En los últimos tiempos la definición de la palabra éxito se ha distanciado mucho, de lo que era en los inicios: El feliz resultado de una empresa, acción o suceso.

Hoy día vemos que solo se está valorando el área económica y de ahí, que encontramos personas que han fracasado en todas las áreas de su vida, pero tienen abundancia económica y son alabadas en gran manera por ser consideradas “exitosas”.

Tristemente vemos como muchas mujeres cristianas vamos tras la corriente de éxito pautada por el mundo y pagamos altos precios por conseguirlo. Dejamos de lado el llamado bíblico de ser edificadoras de nuestra casa, y tomamos empleos que nos alejan de nuestro hogar y de nuestros hijos todo el día.

Ponemos como justificación el “buen salario” que nos pagan, el cual ayuda a solventar las deudas de la familia. Pero llegamos tan agotadas a nuestras casas, que apenas podemos revisar las tareas diarias de los niños. Cumplimos a medias nuestro rol de esposas y madres que es nuestro rol principal, según el diseño divino.

Amadas hermanas la escala de valores del mundo está distorsionada y sabemos que nuestro manual para ser exitosas, se encuentra en la Biblia. ¿De que nos valdría obtener un buen salario que pague nuestras necesidades económicas, cuando las necesidades espirituales de nuestras familias nos llevan a una pendiente sin retorno? ¿Quiere decir esto que no debemos trabajar fuera de la casa? Claro que no. Solo quiere decir que es hora de tomar decisiones sabias y buscar la dirección de Dios, porque hay opciones que pagan menos, pero que nos permiten mayor tiempo disponible para dedicarnos a nuestra mayor prioridad: nuestra familia.
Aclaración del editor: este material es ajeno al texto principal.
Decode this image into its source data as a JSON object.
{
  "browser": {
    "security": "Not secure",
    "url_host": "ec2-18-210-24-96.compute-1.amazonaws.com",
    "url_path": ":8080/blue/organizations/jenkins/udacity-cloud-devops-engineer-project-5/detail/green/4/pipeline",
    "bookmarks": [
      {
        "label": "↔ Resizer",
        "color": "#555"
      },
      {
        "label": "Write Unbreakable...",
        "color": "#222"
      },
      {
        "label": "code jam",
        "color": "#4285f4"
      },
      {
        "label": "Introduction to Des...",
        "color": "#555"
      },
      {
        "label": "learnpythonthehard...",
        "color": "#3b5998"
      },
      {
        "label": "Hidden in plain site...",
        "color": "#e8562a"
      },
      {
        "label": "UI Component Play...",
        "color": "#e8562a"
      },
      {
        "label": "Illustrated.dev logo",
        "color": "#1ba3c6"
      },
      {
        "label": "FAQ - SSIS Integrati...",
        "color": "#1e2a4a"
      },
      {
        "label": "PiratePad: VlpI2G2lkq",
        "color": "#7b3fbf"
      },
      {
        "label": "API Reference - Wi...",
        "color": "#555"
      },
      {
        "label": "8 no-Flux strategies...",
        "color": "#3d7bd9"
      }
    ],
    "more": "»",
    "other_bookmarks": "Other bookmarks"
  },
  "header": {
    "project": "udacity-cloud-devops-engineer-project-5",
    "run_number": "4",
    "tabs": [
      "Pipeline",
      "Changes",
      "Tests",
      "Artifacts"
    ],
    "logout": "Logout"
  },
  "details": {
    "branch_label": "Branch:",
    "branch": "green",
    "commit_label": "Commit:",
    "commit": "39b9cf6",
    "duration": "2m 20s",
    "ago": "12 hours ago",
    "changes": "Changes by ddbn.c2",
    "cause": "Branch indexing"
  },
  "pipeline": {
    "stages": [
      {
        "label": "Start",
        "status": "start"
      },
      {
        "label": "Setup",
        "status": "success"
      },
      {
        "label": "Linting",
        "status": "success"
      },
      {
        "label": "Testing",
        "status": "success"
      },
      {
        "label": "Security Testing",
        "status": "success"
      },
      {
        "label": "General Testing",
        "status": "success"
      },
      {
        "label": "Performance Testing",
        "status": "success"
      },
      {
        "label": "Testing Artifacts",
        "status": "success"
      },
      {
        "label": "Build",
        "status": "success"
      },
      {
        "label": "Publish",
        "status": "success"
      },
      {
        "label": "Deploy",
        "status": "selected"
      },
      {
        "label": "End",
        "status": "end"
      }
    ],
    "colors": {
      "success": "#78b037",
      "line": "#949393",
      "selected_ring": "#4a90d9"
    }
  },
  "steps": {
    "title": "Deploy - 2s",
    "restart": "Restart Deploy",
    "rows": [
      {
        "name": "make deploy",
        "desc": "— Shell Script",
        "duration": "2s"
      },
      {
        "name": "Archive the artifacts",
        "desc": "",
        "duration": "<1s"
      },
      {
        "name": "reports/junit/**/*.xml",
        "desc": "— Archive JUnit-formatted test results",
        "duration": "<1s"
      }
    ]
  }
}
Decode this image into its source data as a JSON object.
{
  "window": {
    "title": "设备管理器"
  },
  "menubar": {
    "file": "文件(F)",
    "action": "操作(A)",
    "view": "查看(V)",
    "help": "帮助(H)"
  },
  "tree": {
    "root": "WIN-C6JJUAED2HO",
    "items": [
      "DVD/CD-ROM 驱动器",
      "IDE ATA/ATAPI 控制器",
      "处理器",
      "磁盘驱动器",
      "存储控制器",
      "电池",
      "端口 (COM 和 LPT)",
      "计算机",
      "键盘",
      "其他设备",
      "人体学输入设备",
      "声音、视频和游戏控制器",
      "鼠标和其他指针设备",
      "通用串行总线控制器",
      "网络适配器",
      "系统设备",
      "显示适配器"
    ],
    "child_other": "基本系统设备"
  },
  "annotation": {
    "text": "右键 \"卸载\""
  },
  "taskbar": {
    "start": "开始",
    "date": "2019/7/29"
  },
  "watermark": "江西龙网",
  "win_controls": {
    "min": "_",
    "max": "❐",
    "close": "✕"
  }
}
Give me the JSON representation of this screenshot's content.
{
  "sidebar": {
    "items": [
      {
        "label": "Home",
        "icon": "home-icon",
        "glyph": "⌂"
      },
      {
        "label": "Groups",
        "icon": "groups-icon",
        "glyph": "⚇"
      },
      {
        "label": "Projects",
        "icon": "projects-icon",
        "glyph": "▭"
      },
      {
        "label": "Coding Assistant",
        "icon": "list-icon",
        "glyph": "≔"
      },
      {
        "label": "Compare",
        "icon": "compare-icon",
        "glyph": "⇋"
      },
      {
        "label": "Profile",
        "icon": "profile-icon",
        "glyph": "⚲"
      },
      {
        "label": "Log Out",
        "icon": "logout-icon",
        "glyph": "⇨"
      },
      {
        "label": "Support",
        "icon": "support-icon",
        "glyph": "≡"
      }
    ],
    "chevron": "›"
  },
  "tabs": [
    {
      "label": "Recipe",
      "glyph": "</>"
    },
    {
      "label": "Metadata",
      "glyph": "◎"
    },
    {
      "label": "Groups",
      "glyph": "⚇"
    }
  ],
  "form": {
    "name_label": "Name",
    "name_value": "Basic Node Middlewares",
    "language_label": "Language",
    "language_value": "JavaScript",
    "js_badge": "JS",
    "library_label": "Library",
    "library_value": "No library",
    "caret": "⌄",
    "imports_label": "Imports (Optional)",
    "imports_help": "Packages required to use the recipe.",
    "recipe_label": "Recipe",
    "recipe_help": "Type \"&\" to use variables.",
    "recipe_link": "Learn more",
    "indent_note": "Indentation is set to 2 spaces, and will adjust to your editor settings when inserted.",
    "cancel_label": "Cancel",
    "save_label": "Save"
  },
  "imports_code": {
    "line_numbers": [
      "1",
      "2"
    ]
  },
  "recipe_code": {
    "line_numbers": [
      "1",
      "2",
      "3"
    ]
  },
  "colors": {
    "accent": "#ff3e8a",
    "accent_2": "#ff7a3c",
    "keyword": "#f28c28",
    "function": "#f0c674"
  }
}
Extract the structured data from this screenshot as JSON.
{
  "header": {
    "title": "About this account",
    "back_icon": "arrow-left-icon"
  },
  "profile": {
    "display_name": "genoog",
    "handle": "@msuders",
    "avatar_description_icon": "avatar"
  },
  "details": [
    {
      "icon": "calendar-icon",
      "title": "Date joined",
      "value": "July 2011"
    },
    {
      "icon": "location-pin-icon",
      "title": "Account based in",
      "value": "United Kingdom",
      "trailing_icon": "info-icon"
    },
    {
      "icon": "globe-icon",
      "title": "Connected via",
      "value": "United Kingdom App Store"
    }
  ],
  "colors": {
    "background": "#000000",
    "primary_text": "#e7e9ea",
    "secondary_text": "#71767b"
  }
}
Oración: Padre ayúdanos a confiar en Tí, ayúdanos a saber que aunque nuestras necesidades económicas son reales, tenemos un Dios Poderoso para suplir cada una de ellas. Ayuda a aquellas mujeres que tienen la responsabilidad de suplir solas para sus familias. Que cada mujer creyente busque primeramente Tu presencia, sabiendo que es allí, donde seremos saciadas de todo bien. En Cristo te lo pedimos. Amén.